I was happy to receive a thoughtful comment on my post “How to DOGE $7 Billion”. It was anonymous but polite and thoughtful so it deserves a polite and thoughtful answer…in a post not in the Comment section where it will never be seen.
The first part of the comment was as follows:
This concerns a guarantee (with a 0,00001% chance that it will ever be called upon) not actual paid-in capital. As the risk is so low, the Treasury department doesn’t even hold assets against this risk.
I could not verify the very precise figure of 0,00001% (the “,” shows this Commentor is not from Oklahoma) but will take the Commentor at his/her word. Taking this figure as correct, there is clearly no need for the World Bank.
At the end of the day, the World Bank simply syndicates loans from various countries and sells them off in the form of bonds floated in Luxembourg. (Why they hide from U.S. regulation is a topic for another day.)
If the true chance of a default is 0,00001%, there is no need for backing by U.S. or any other taxpayers. JP Morgan or BlackRock would very happily take on this risk.
There also is no need for the international development bureaucracy as the borrowing countries could simply submit their projects to the private lending syndicate which, at a 0,00001% default risk, would quickly absorb them.
So “Thank You” to the Commentor for making the argument for withdrawal from the multilateral development banks more clearly than I did.
The second part of the comment was:
Leaving the World Bank would therefore not get the US taxpayer the $70 billion (this is fictional, just an IOU)…
Here, the Commentor misread my post. The $70 billion figure is not just for leaving the World Bank but for leaving ALL the multilateral development banks and their so-called “concessional” lending arms. Leaving the World Bank would return approximately $3.7 billion.

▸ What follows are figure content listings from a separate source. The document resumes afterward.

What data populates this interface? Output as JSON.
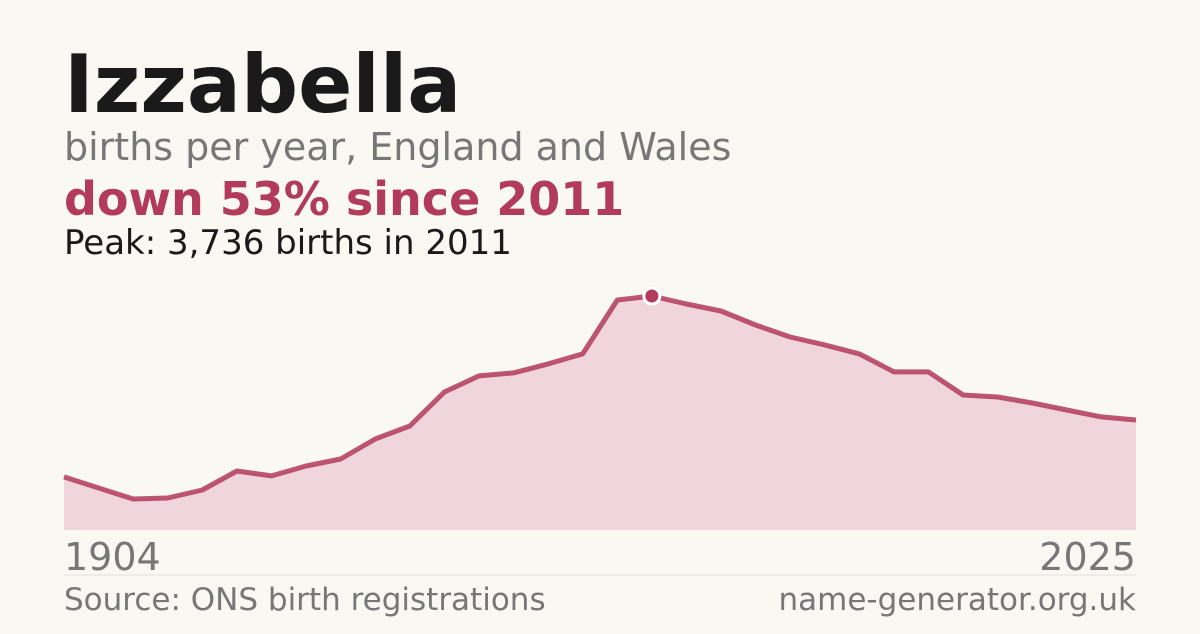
{
  "chart_data": {
    "type": "area",
    "title": "Izzabella",
    "subtitle": "births per year, England and Wales",
    "headline": "down 53% since 2011",
    "annotation": "Peak: 3,736 births in 2011",
    "source": "Source: ONS birth registrations",
    "site": "name-generator.org.uk",
    "categories": [
      "1904",
      null,
      null,
      null,
      null,
      null,
      null,
      null,
      null,
      null,
      null,
      null,
      null,
      null,
      null,
      null,
      null,
      null,
      null,
      null,
      null,
      null,
      null,
      null,
      null,
      null,
      null,
      null,
      null,
      null,
      null,
      "2025"
    ],
    "values": [
      847,
      671,
      495,
      511,
      639,
      942,
      863,
      1022,
      1134,
      1453,
      1661,
      2204,
      2460,
      2508,
      2652,
      2812,
      3672,
      3736,
      3608,
      3497,
      3273,
      3081,
      2955,
      2812,
      2524,
      2524,
      2156,
      2124,
      2028,
      1916,
      1805,
      1756
    ],
    "peak_index": 17,
    "color": "#b23a5a",
    "area_color": "#f1d5dc"
  }
}
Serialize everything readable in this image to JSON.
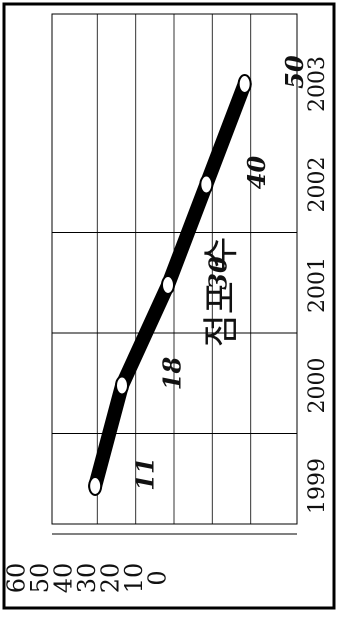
{
  "chart_data": {
    "type": "line",
    "orientation": "rotated-90-clockwise",
    "title": "점포 수",
    "x": [
      "1999",
      "2000",
      "2001",
      "2002",
      "2003"
    ],
    "series": [
      {
        "values": [
          11,
          18,
          30,
          40,
          50
        ]
      }
    ],
    "data_labels": [
      "11",
      "18",
      "30",
      "40",
      "50"
    ],
    "y_ticks": [
      "60",
      "50",
      "40",
      "30",
      "20",
      "10",
      "0"
    ],
    "ylim": [
      0,
      60
    ],
    "grid": true,
    "legend": "none",
    "colors": {
      "line": "#000000",
      "marker_fill": "#ffffff",
      "frame": "#000000",
      "grid": "#000000"
    }
  }
}
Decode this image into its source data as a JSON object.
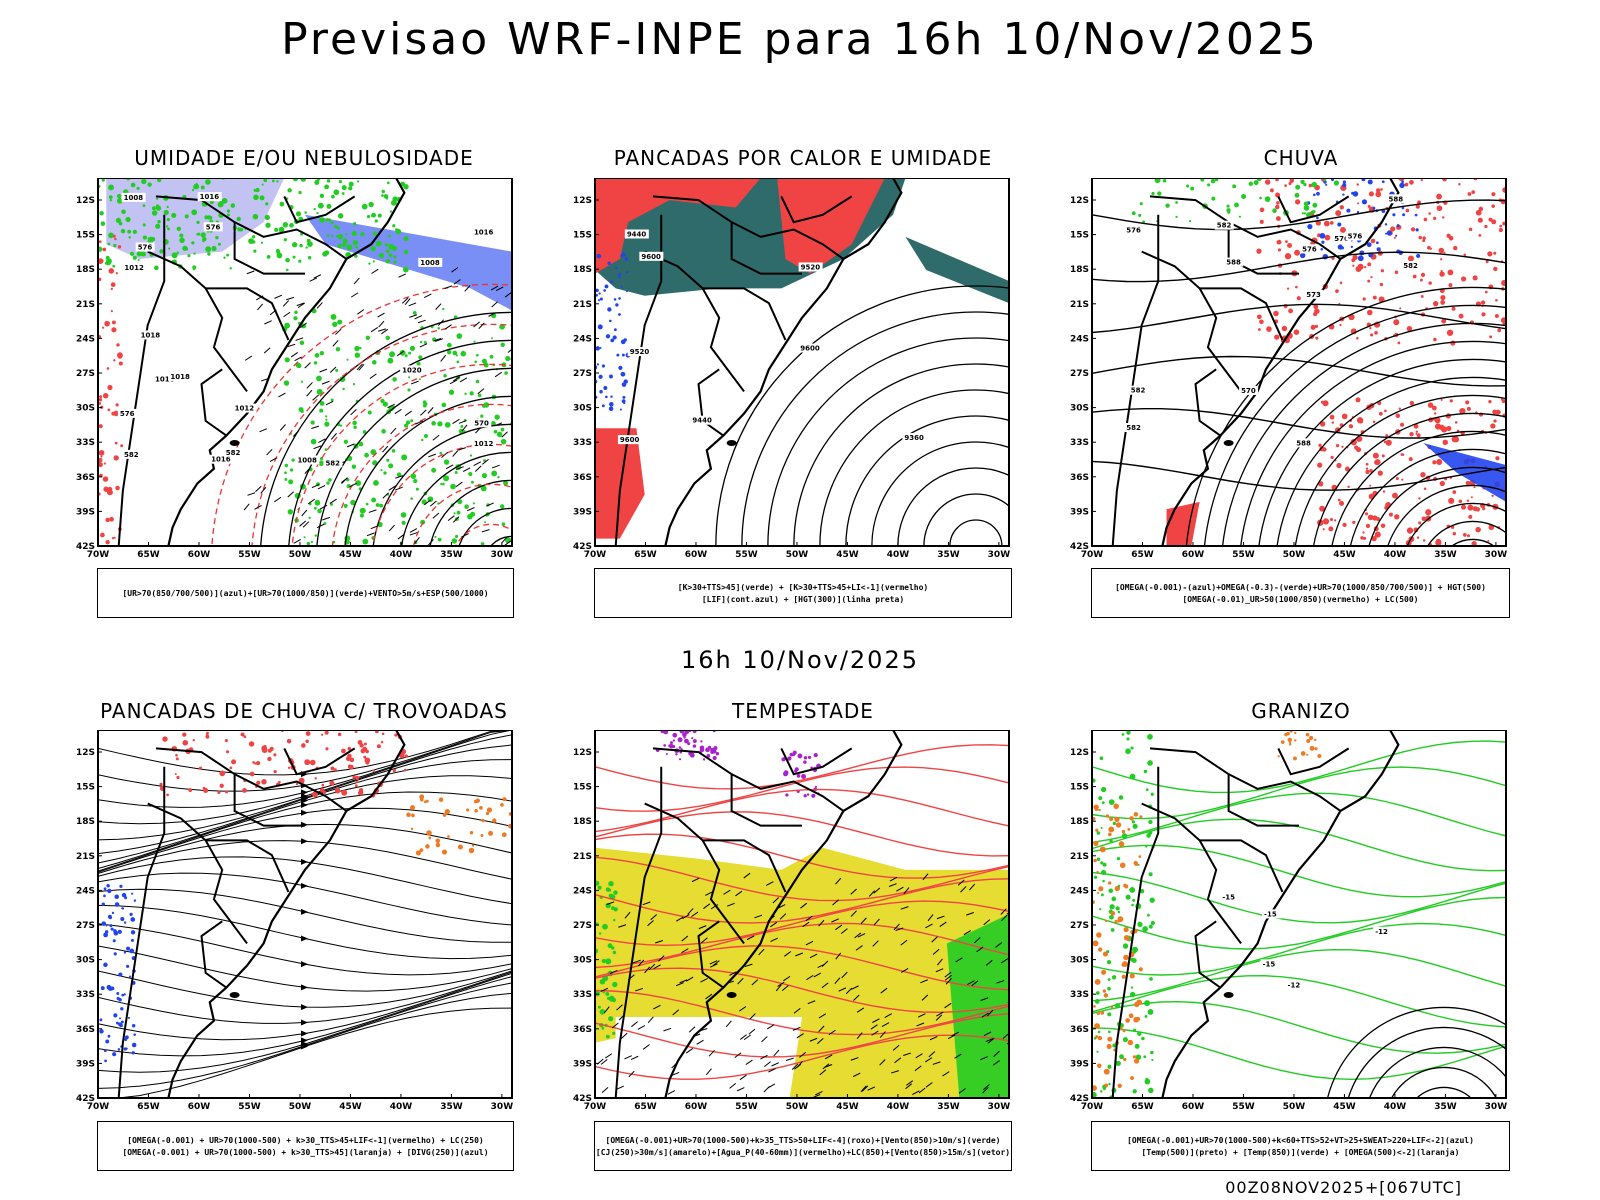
{
  "title": "Previsao WRF-INPE  para 16h 10/Nov/2025",
  "mid_time": "16h 10/Nov/2025",
  "footer": "00Z08NOV2025+[067UTC]",
  "lat_ticks": [
    "12S",
    "15S",
    "18S",
    "21S",
    "24S",
    "27S",
    "30S",
    "33S",
    "36S",
    "39S",
    "42S"
  ],
  "lon_ticks": [
    "70W",
    "65W",
    "60W",
    "55W",
    "50W",
    "45W",
    "40W",
    "35W",
    "30W"
  ],
  "colors": {
    "red": "#f04444",
    "green": "#22cc22",
    "blue": "#2244ee",
    "lavender": "#aaaaee",
    "teal": "#2f6b6b",
    "yellow": "#e6dc32",
    "orange": "#ee7a22",
    "purple": "#aa22cc",
    "contour": "#000000",
    "dashed_red": "#ee3333"
  },
  "panels": [
    {
      "id": "umidade",
      "title": "UMIDADE E/OU NEBULOSIDADE",
      "legend": [
        "[UR>70(850/700/500)](azul)+[UR>70(1000/850)](verde)+VENTO>5m/s+ESP(500/1000)"
      ],
      "contour_labels": [
        "1008",
        "1008",
        "1008",
        "1012",
        "1012",
        "1012",
        "1016",
        "1016",
        "1016",
        "1016",
        "1018",
        "1018",
        "1020",
        "576",
        "576",
        "576",
        "570",
        "582",
        "582",
        "582"
      ]
    },
    {
      "id": "pancadas-calor",
      "title": "PANCADAS POR CALOR E UMIDADE",
      "legend": [
        "[K>30+TTS>45](verde) + [K>30+TTS>45+LI<-1](vermelho)",
        "[LIF](cont.azul) + [HGT(300)](linha preta)"
      ],
      "contour_labels": [
        "9600",
        "9520",
        "9600",
        "9600",
        "9520",
        "9440",
        "9440",
        "9360"
      ]
    },
    {
      "id": "chuva",
      "title": "CHUVA",
      "legend": [
        "[OMEGA(-0.001)-(azul)+OMEGA(-0.3)-(verde)+UR>70(1000/850/700/500)] + HGT(500)",
        "[OMEGA(-0.01)_UR>50(1000/850)(vermelho) + LC(500)"
      ],
      "contour_labels": [
        "588",
        "588",
        "582",
        "588",
        "582",
        "576",
        "576",
        "582",
        "576",
        "570",
        "576",
        "573",
        "582"
      ]
    },
    {
      "id": "trovoadas",
      "title": "PANCADAS DE CHUVA C/ TROVOADAS",
      "legend": [
        "[OMEGA(-0.001) + UR>70(1000-500) + k>30_TTS>45+LIF<-1](vermelho) + LC(250)",
        "[OMEGA(-0.001) + UR>70(1000-500) + k>30_TTS>45](laranja) + [DIVG(250)](azul)"
      ],
      "contour_labels": []
    },
    {
      "id": "tempestade",
      "title": "TEMPESTADE",
      "legend": [
        "[OMEGA(-0.001)+UR>70(1000-500)+k>35_TTS>50+LIF<-4](roxo)+[Vento(850)>10m/s](verde)",
        "[CJ(250)>30m/s](amarelo)+[Agua_P(40-60mm)](vermelho)+LC(850)+[Vento(850)>15m/s](vetor)"
      ],
      "contour_labels": []
    },
    {
      "id": "granizo",
      "title": "GRANIZO",
      "legend": [
        "[OMEGA(-0.001)+UR>70(1000-500)+k<60+TTS>52+VT>25+SWEAT>220+LIF<-2](azul)",
        "[Temp(500)](preto) + [Temp(850)](verde) + [OMEGA(500)<-2](laranja)"
      ],
      "contour_labels": [
        "-12",
        "-12",
        "-15",
        "-15",
        "-15"
      ]
    }
  ]
}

The average American family pays about $15,000 in federal income taxes each year. I’m sure that 250,000 American families would be happy to be tax free for a year.
The final portion of the comment was:
…but it would weaken America’s leadership in the most important development organization in the world.
That is exactly the point. We do not want or need “leadership” in these failed organizations. The World Bank has been in place since 1944 and still not accomplished its ever changing “mission”. It simply is not fixable.